Module 14: Online Dating



What's Covered: 

  • Why online dating?
  • How to create an intriguing profile.
  • Tips and tricks of the trade.



 

An argument for online dating

The online dating world is growing globally. As of 2024, approximately 366 million people worldwide use online dating services. In the U.S. alone, 30% of adults report using online dating apps. If you are looking for data on the feasibility of finding a partner, about 20% of current committed relationships in the U.S. started online, and approximately 17% of marriages in recent years began through online dating platforms.

According to Helen Fisher, Ph.D., a biological anthropologist, senior research fellow at the Kinsey Institute, and chief scientific adviser to Match:


“It’s more possible to find someone now than at probably any other time in history, particularly if you’re older. You don’t have to stand in a bar and wait for the right one to come along.
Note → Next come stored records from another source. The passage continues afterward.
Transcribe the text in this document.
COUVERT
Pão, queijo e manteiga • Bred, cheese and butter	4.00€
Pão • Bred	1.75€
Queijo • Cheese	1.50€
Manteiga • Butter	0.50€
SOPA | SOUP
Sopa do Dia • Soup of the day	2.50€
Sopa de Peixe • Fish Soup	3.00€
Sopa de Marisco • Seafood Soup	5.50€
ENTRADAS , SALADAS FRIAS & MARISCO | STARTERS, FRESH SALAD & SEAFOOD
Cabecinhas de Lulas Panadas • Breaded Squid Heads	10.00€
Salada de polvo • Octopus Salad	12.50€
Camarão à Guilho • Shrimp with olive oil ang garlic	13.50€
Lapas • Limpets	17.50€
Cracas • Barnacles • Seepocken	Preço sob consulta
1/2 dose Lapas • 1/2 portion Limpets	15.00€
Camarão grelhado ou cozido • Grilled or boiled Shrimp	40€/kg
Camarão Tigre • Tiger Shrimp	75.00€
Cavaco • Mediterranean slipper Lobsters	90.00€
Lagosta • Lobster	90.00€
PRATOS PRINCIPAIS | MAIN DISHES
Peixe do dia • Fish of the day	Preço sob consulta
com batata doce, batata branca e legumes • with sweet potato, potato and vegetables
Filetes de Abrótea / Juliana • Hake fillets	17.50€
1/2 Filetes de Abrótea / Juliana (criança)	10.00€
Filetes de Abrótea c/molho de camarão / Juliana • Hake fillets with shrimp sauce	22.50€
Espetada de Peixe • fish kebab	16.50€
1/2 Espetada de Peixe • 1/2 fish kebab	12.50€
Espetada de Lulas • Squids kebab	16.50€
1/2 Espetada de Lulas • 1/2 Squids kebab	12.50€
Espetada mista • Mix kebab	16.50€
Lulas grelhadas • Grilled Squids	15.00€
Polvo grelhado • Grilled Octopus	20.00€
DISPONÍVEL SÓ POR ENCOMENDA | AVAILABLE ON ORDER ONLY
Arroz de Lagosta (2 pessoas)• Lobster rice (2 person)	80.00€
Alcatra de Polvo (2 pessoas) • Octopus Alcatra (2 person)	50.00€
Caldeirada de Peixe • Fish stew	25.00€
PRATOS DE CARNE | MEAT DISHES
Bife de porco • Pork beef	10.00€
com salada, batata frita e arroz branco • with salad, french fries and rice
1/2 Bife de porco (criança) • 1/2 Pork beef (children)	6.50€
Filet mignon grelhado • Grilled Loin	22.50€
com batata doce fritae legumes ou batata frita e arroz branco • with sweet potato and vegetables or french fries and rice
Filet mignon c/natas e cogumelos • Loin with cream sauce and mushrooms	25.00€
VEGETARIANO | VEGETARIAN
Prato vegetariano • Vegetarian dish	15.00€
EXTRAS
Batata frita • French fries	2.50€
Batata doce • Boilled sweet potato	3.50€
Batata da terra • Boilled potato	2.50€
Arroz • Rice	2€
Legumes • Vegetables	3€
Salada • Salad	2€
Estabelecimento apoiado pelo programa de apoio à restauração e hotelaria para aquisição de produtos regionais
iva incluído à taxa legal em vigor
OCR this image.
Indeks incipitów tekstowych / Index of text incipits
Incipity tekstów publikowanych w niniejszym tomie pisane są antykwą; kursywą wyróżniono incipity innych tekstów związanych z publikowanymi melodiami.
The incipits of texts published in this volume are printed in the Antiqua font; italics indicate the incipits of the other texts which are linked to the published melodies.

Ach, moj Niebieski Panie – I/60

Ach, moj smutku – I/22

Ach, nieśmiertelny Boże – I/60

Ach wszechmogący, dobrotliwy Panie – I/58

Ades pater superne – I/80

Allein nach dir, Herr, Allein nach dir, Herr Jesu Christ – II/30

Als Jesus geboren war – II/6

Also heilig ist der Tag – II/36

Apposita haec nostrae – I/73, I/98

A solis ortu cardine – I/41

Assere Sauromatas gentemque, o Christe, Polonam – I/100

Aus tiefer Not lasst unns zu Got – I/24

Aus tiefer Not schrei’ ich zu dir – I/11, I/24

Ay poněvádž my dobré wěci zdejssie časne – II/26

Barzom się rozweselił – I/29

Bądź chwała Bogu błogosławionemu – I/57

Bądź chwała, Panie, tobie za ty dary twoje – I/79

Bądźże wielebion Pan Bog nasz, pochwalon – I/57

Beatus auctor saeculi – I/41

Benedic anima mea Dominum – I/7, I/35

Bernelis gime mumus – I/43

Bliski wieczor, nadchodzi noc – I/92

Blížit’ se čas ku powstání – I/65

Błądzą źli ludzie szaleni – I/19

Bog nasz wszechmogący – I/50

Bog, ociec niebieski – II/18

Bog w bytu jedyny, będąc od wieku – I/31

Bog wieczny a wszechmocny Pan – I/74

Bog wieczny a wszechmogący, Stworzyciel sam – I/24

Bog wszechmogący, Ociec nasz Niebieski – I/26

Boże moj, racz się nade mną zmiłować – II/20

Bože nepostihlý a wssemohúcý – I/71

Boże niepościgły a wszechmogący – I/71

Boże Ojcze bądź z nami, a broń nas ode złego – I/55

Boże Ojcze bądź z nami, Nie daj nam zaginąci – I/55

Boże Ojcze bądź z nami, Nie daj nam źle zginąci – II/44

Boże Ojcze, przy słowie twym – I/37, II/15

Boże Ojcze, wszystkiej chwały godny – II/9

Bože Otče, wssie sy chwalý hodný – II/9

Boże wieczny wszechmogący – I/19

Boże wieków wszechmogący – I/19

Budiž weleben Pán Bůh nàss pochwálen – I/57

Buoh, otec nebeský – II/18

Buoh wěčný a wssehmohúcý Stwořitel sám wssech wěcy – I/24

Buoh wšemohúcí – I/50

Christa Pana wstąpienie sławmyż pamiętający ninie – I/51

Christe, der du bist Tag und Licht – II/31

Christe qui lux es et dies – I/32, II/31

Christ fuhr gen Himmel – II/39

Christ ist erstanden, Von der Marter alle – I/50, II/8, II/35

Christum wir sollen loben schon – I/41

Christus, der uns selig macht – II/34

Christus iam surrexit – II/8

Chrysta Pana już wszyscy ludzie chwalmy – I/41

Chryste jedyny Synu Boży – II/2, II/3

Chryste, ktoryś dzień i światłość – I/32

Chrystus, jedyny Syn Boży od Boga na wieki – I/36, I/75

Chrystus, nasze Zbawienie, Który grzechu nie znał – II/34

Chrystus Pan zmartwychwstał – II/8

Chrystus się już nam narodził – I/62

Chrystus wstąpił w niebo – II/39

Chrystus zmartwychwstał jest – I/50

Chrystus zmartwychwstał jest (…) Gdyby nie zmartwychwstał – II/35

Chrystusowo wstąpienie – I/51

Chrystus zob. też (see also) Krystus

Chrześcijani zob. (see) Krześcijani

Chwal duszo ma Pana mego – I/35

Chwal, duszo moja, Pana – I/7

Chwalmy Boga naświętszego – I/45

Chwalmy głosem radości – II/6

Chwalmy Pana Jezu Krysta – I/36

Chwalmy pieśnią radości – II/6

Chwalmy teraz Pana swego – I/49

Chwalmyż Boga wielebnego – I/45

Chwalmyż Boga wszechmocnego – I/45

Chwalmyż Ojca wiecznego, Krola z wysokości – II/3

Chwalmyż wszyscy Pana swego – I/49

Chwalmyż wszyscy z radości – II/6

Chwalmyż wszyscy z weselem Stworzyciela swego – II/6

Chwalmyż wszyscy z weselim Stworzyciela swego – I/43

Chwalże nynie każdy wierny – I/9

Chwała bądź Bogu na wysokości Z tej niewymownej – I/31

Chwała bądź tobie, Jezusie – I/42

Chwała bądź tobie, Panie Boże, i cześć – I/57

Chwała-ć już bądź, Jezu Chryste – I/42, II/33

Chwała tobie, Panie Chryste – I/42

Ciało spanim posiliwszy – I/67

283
And we’ve found that people looking for a sweetheart on the internet are more likely to have full-time employment and higher education, and to be seeking a long-term partner.”- Helen Fisher

How to write a intriguing profile

  1. Start brainstorming your hobbies, interests, what excites you, and your personality traits to create a snapshot of who you are. A helpful place to start is to think about how friends or coworkers would fill in the “most likely to” blank and what excites you, in order to bring together a snapshot.

Example: “I love cooking and watching cooking shows. A Saturday morning at the farmers market is a perfect start to the weekend. Dave Chappelle has my kind of humor, and meeting new people excites me: I have never met a stranger.”

  1. Include what you are looking for. Be open about any non-negotiables and try your best to give a picture of a "day in the life" of being your partner.

Example: “My ideal match is someone who loves family, is a natural conversationalist, and can hold his own at a cocktail party on a Saturday night, then chill with me on a lazy Sunday.”

  1. Post a clear picture of yourself. Only having pictures with friends can lead to confusion.

  2. Have a friend read your profile. Ask them, “Did I miss anything?” They are likely to be able to share something they think is special about you, revealing a possible blind spot!


Tips and Tricks

As good as technology is these days, the algorithm can’t read your mind; you need to message and “like” people you find appealing if you want to start seeing similar people in your results feed. Try moving to a date when you feel safe to meet the person in real life (IRL). If the conversation seems to be going well, why not be the one to say: “That’s a story better told over a drink (coffee, apps, fill in the blank)?”

Fatigue — Online dating can feel like a second job. Here are some tips:

  • Take breaks when you need to and pace yourself. Just be mindful if you are using breaks as a way to deflect or avoid. Use these breaks to fill your cup and try not to guilt-trip yourself for taking time for yourself.
  • Be mindful of how you are viewing these conversations. It helps to keep expectations in check. Remember to bring some levity to it. Is someone being slow to respond or inconsistent? It’s probably not because of you! You have the power to control your narrative.
  • Have fun with it! If online dating feels like an obligation, a job, or something on your to-do list, it’s likely time to take a break from it all. Some ways to avoid burnout include viewing online dating as an opportunity to fill your social calendar. Want to try out a new restaurant? That might be a great place to meet someone from your dating profile. Looking at dating as an experience will help you keep it fresh and fun.


  • Have you tried online dating? What has been your experience?
  • If there is a block around online dating, can you identify it?
  • What are your struggles when you are online dating? Trouble with conversations, moving it to in real life (IRL), or not knowing which app to use?